The United States is considering a long-term strategy that could deal more harshly with Venezuelan President Hugo Chavez, after concluding that a reasonable relationship was practically impossible, The New York Times said.
"We offered them a more pragmatic relationship, but obviously if they do not want it, we can move to a more confrontational approach," a high-ranking Republican congressional aide who works on Latin America policy told the daily.
US officials said a multiagency task force has been developing a new approach that top-level policy makers said would likely adopt a harder line towards Venezuela, which is a major oil producer.
Measures under consideration include increasing US support to anti-Chavez groups in Venezuela and to urge Venezuela's neighbors to distance themselves from Chavez, who next year could be reelected to another six-year term in office.
Golly, pragmatism like this?
The U.S. government knew of a plot to oust Venezuela's leftist president, Hugo Chávez, in the weeks before a 2002 military coup that briefly unseated him, newly released CIA documents show, despite White House claims to the contrary a week after the coup.
Yet the United States, which depends on Venezuela for nearly one-sixth of its oil, never warned Chávez, Venezuelan officials said.
The Bush administration has denied it was involved in the coup or knew one was being planned.
"This is substantive evidence that the CIA knew in advance about the coup, and it is clear that this intelligence was distributed to dozens of members of the Bush administration, giving them knowledge of coup plotting," said Peter Kornbluh, a senior analyst at the National Security Archive in Washington, D.C.
However, he said that while the documents show U.S. officials knew a coup was coming, perhaps implying tacit approval, they do not constitute definitive proof the U.S. was involved in ousting Chávez.
The Bush administration and Chávez, a fiery former paratrooper, have clashed repeatedly, with Chávez accusing the United States of backing the coup against him.
The documents were obtained through Freedom of Information Act requests submitted by Eva Golinger, a Long Island attorney and pro-Chávez activist who also is investigating U.S. funding of groups opposed to him.
Chávez was arrested and overthrown April 12, 2002, after military dissidents blamed him for violence at an opposition protest march that left 19 people dead and 300 wounded.
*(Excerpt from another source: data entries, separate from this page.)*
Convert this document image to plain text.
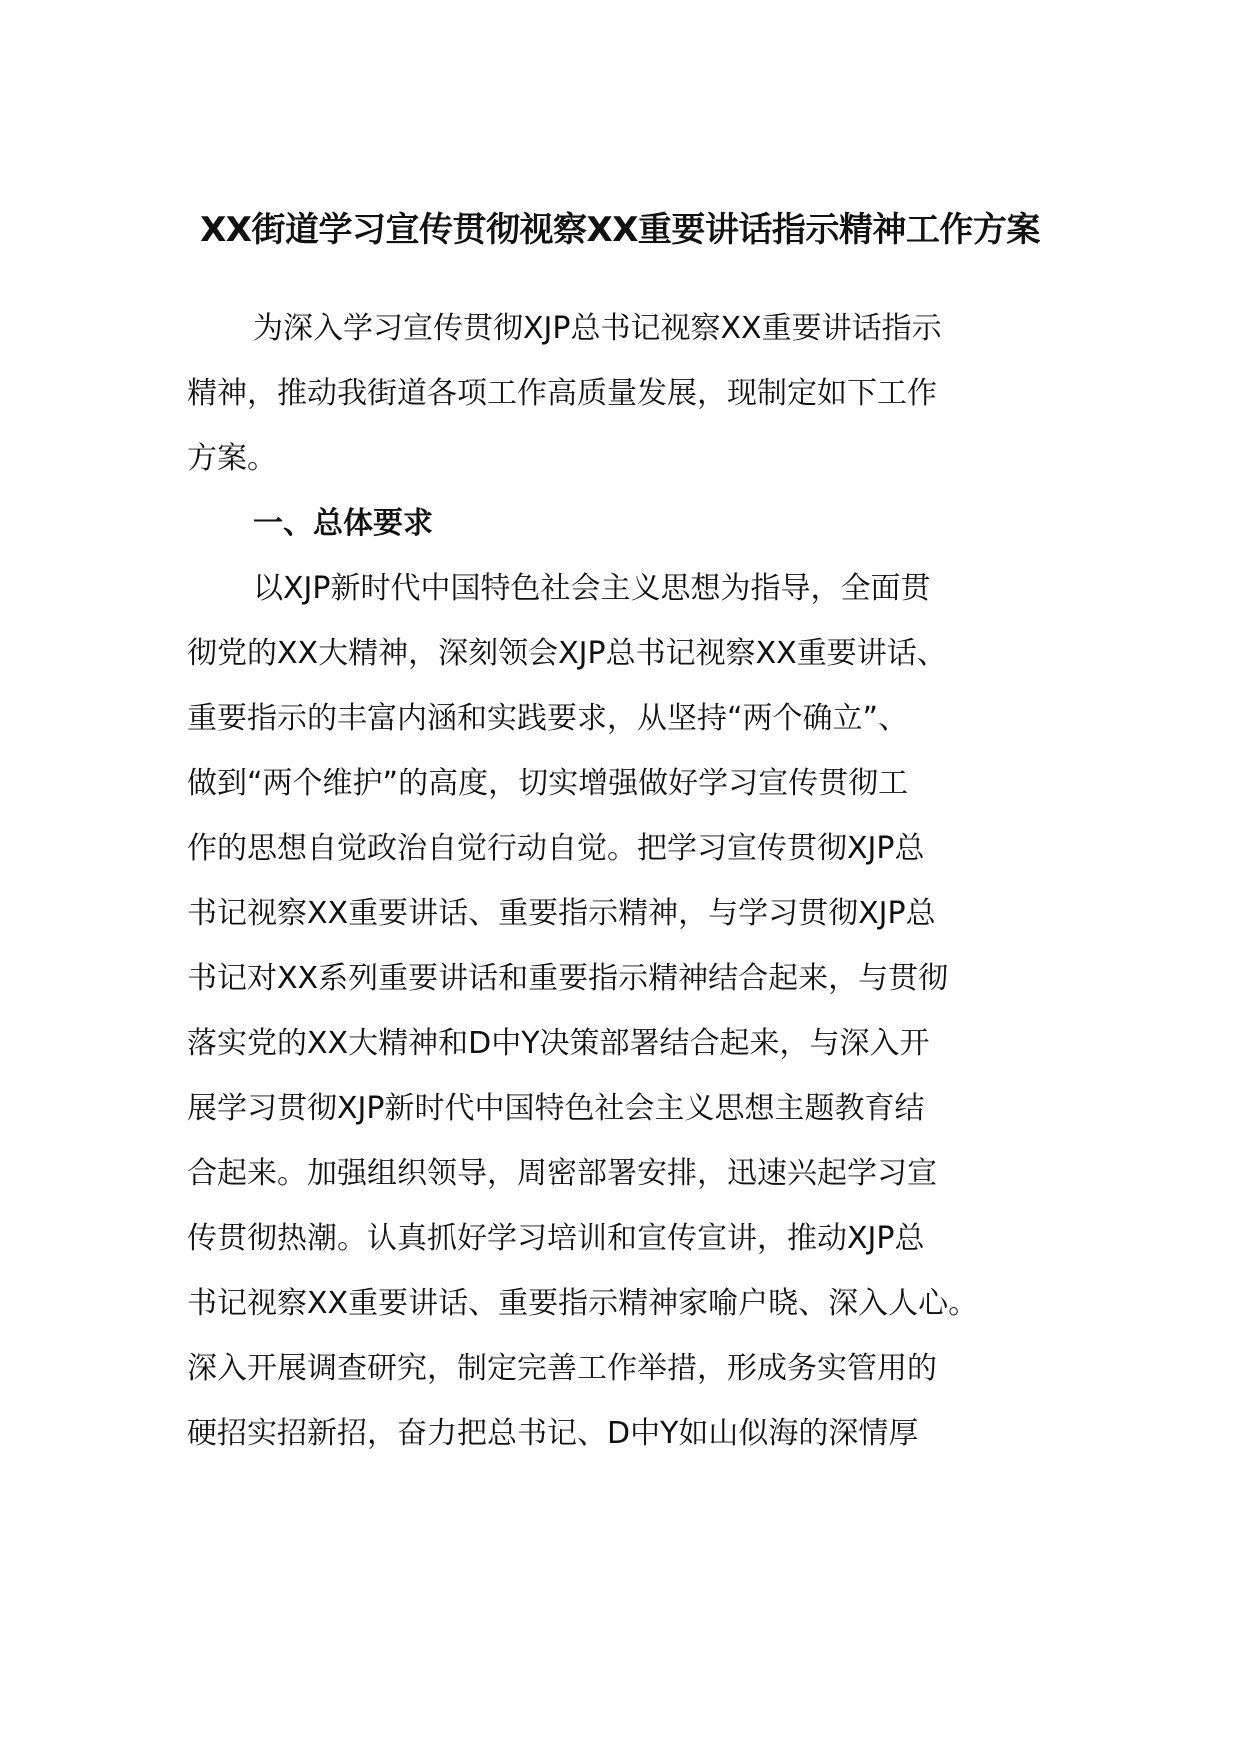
XX街道学习宣传贯彻视察XX重要讲话指示精神工作方案
为深入学习宣传贯彻XJP总书记视察XX重要讲话指示
精神，推动我街道各项工作高质量发展，现制定如下工作
方案。
一、总体要求
以XJP新时代中国特色社会主义思想为指导，全面贯
彻党的XX大精神，深刻领会XJP总书记视察XX重要讲话、
重要指示的丰富内涵和实践要求，从坚持“两个确立”、
做到“两个维护”的高度，切实增强做好学习宣传贯彻工
作的思想自觉政治自觉行动自觉。把学习宣传贯彻XJP总
书记视察XX重要讲话、重要指示精神，与学习贯彻XJP总
书记对XX系列重要讲话和重要指示精神结合起来，与贯彻
落实党的XX大精神和D中Y决策部署结合起来，与深入开
展学习贯彻XJP新时代中国特色社会主义思想主题教育结
合起来。加强组织领导，周密部署安排，迅速兴起学习宣
传贯彻热潮。认真抓好学习培训和宣传宣讲，推动XJP总
书记视察XX重要讲话、重要指示精神家喻户晓、深入人心。
深入开展调查研究，制定完善工作举措，形成务实管用的
硬招实招新招，奋力把总书记、D中Y如山似海的深情厚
He was returned to power two days later.
But the April 6, 2002, CIA document states that "dissident military factions, including some disgruntled senior officers and a group of radical junior officers, are stepping up efforts to organize a coup against President Chávez, possibly as early as this month."
And if somebody doesn't think that the Bush Administration's fingerprints were all over this coup they are living in fantasy land.